By Steve Miff, PhD, president and CEO, Parkland Center for Clinical Innovation.
The term “social determinants of health” is far more than a trendy new buzzword in health care. Serving the physical, mental and social needs of the community is not just the right thing to do but can mean substantial improvement in care and reduction in unnecessary healthcare costs.
Several studies have shown that addressing social needs, such as food or housing insecurity, can have a significant impact on a person’s healthcare outcomes and costs. Individuals experiencing housing insecurity or homelessness have higher rates of chronic diseases such as high blood pressure, heart disease, diabetes, asthma, chronic bronchitis, and HIV. This in turn leads to higher utilization of healthcare services such as emergency room visits, inpatient hospitalization and longer lengths of stay compared to those individuals with secure housing. Similar results are seen in those experiencing food insecurity.
Hospitals often state that part of their mission is to provide high quality care and improve the community’s health, or community benefit. A recent study of hospital mission statements in three states (Ohio, Florida and Texas) found that while quality was cited most often (65%), the second most frequently used term was community benefit (24%). If community benefit or community health is part of your health system’s mission statement, how much are you really doing to address the whole health of a community vs. just addressing their “sickness” needs?

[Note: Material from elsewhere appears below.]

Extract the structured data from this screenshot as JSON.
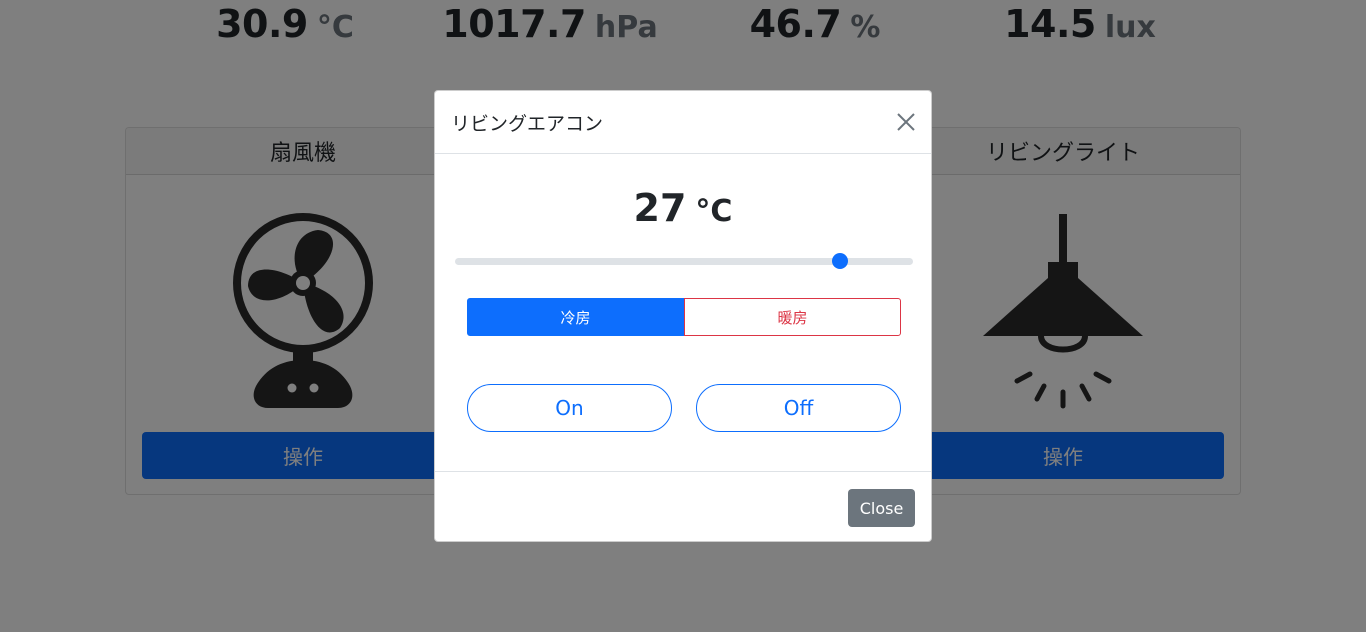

At PCCI, our combination of data scientists and expert clinicians believe that health systems have an obligation to address social determinants of health to ultimately remove the disparities and inequality that we see in our community’s health. Yet this is tricky because success requires outreach skills, community relationships and data insights that extend beyond the traditional promise of health-related services. That said, there are three key elements that can assist health systems in making an investment in social determinants of health a reality. To move from theory to action, my suggestion is that health systems do the following:
- Leverage the board’s community presence to align on areas of greatest need
As part of health system leadership, board members ensure alignment between mission and a defined SDoH strategy at all levels of the organization. As community representatives themselves, board members can also create the momentum and connections that health systems need to bring community and business partners together to create a governance structure for launching a connected community of care. Such governance structure will guide the strategy, legal and policy needs, and the investment and execution of a connected and aligned SDoH strategy.
- Invest in long-term partnerships to ensure sustainability
Recognize that as health systems, you alone cannot solve for social determinants. To truly meet the social, behavioral and emotional needs of some of the most vulnerable individuals in your community, you need to identify community partners with expertise in these areas. With the assistance of board members, assemble a partnership collaborative, with a formal governance structure, to build community-based strategies around SDoH needs. Support the sustainability of this collaborative with technology and data science techniques to identify specific root causes of social need in target populations, share data, and measure impact of interventions. Identify an independent partner to evaluate the effectively of the SDoH initiatives and measure the cost, savings and impact across the community and for the health system.